I am a Spanko. Yeah, I know that this isn’t news, but at times I can be very particular about the spankings I want and crave. I am going to cover one of those types which I call the “make me” spanking.
Make me aware of what I am to be spanked for. Scold me. It will utterly humiliate me. I want it no matter how much I pretend I don’t. Make me look at you. Make me respond with “Yes sir.” If I respond “yes” call me on it with a “yes what.” Make sure every word or movement I do is only with your permission and it *will* be worse if I choose not to obey. It doesn’t mean I will obey. I will test the waters and see what I can get away with and if you will actually will back your words up with actions. I may back sass or get snarky. Wash my mouth out with soap, give me the “the look” or pull a cane out. It isn’t me being disrespectful, it’s me finding boundaries if there are more to find. If there is wiggle room, I will find it and I will take advantage of it. Chances are I will be disappointed that there is wiggle room if it does exist, but I have to find this all out by trial and error. Make me see there isn’t a way out.

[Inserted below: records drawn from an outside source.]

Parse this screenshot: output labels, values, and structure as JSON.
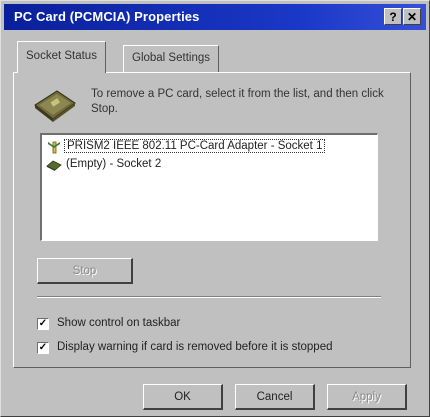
{
  "window": {
    "title": "PC Card (PCMCIA) Properties",
    "help_label": "?",
    "close_label": "✕"
  },
  "tabs": [
    {
      "label": "Socket Status",
      "active": true
    },
    {
      "label": "Global Settings",
      "active": false
    }
  ],
  "socket_status": {
    "instruction": "To remove a PC card, select it from the list, and then click Stop.",
    "icon": "pc-card-icon",
    "sockets": [
      {
        "label": "PRISM2 IEEE 802.11 PC-Card Adapter - Socket 1",
        "icon": "network-adapter-icon",
        "selected": true
      },
      {
        "label": "(Empty) - Socket 2",
        "icon": "empty-slot-icon",
        "selected": false
      }
    ],
    "stop_label": "Stop",
    "show_control_label": "Show control on taskbar",
    "show_control_checked": true,
    "display_warning_label": "Display warning if card is removed before it is stopped",
    "display_warning_checked": true
  },
  "footer": {
    "ok_label": "OK",
    "cancel_label": "Cancel",
    "apply_label": "Apply"
  },
  "colors": {
    "title_bar": "#0a1f9a",
    "face": "#c0c0c0"
  }
}
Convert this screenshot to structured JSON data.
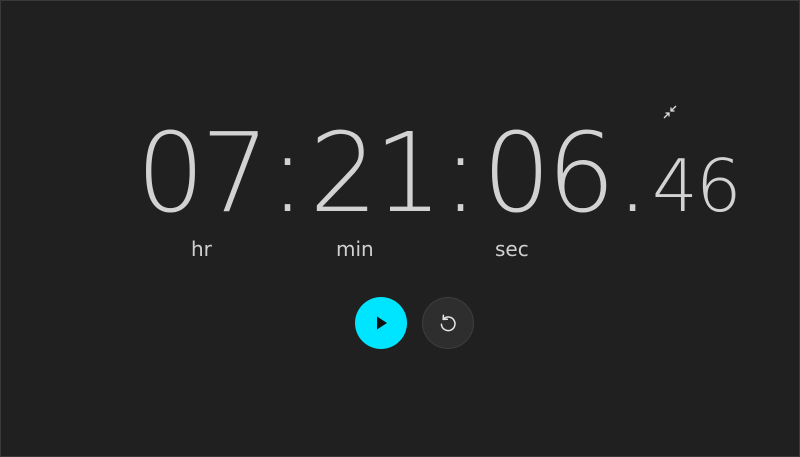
{
  "stopwatch": {
    "hours": "07",
    "minutes": "21",
    "seconds": "06",
    "hundredths": "46",
    "separator": ":",
    "decimal": "."
  },
  "units": {
    "hr": "hr",
    "min": "min",
    "sec": "sec"
  },
  "controls": {
    "play_icon": "play-icon",
    "reset_icon": "reset-icon",
    "compact_icon": "compact-overlay-icon"
  },
  "colors": {
    "accent": "#00e5ff",
    "background": "#202020",
    "text": "#d2d2d2"
  }
}
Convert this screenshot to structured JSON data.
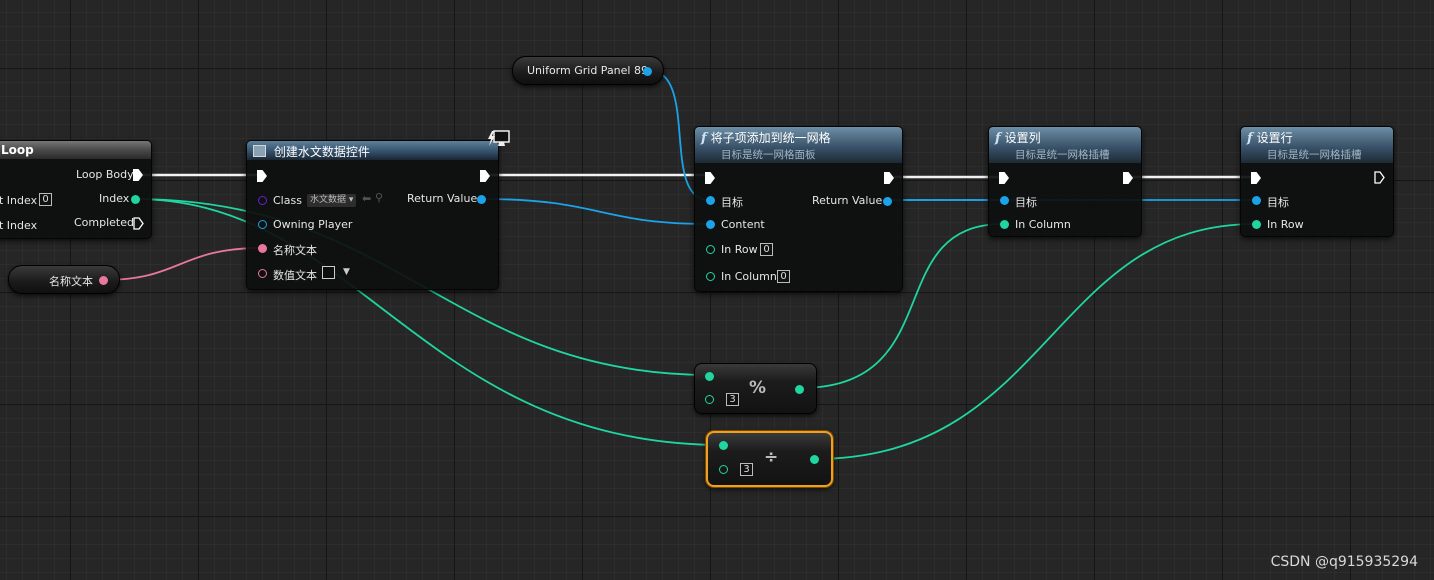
{
  "colors": {
    "exec": "#ffffff",
    "object_pin": "#1aa3e8",
    "int_pin": "#1fd6a0",
    "text_pin": "#e9779d",
    "class_pin": "#6a1fd4",
    "selected_outline": "#f0a020"
  },
  "loop_node": {
    "title": "Loop",
    "loop_body": "Loop Body",
    "index_out": "Index",
    "completed": "Completed",
    "first_index": "t Index",
    "first_index_value": "0",
    "last_index": "t Index"
  },
  "create_widget": {
    "title": "创建水文数据控件",
    "class_label": "Class",
    "class_value": "水文数据",
    "owning_player": "Owning Player",
    "name_text": "名称文本",
    "value_text": "数值文本",
    "return_value": "Return Value"
  },
  "name_text_var": {
    "label": "名称文本"
  },
  "grid_panel_var": {
    "label": "Uniform Grid Panel 89"
  },
  "add_child": {
    "title": "将子项添加到统一网格",
    "subtitle": "目标是统一网格面板",
    "target": "目标",
    "content": "Content",
    "in_row": "In Row",
    "in_row_value": "0",
    "in_column": "In Column",
    "in_column_value": "0",
    "return_value": "Return Value"
  },
  "set_column": {
    "title": "设置列",
    "subtitle": "目标是统一网格插槽",
    "target": "目标",
    "in_column": "In Column"
  },
  "set_row": {
    "title": "设置行",
    "subtitle": "目标是统一网格插槽",
    "target": "目标",
    "in_row": "In Row"
  },
  "modulo_node": {
    "symbol": "%",
    "value": "3"
  },
  "divide_node": {
    "symbol": "÷",
    "value": "3"
  },
  "watermark": "CSDN @q915935294"
}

Haul me over your lap. Make sure I know that I am not in charge. Make me understand that your word is the law. Make sure that I know how much I beg, plead, cry or try to talk my way out of my upcoming punishment that I will not escape. Make me understand that I am in deep shit and your punishment is my only way for redemption.
Spank me. Pull my pants down roughly. Don’t make me do it, that gives me power to delay…and I will. Spank me harder. I will kick and squirm and try to block my bottom with my hands. You can tell me to stop, but I won’t. Grab me harder. Pin my wrist to the small of my back and make me stay in place. Remind me how vulnerable I am, how much I trust you and how you will bend me to your will even if I kick and scream. Make me realize that this isn’t up to me. You will stop when you think I have had enough.
Make me surrender. Make me cry. Make me know that I am yours to discipline as needed. Make me understand that you won’t be all talk. Make me grateful to have you as a disciplinarian. Make me see that I can cry with you, that you are safety to me.
Make me think about my actions while I recover. Hold me accountable. Make me understand that I am forgiven and that I shouldn’t need to be disciplined for such an offense ever again and if I am, it will be much worse. Hold me and let me snuggle into your chest. Let me cry my worries away in the safety of your arms. Let me thank you for giving me a “make me” spanking.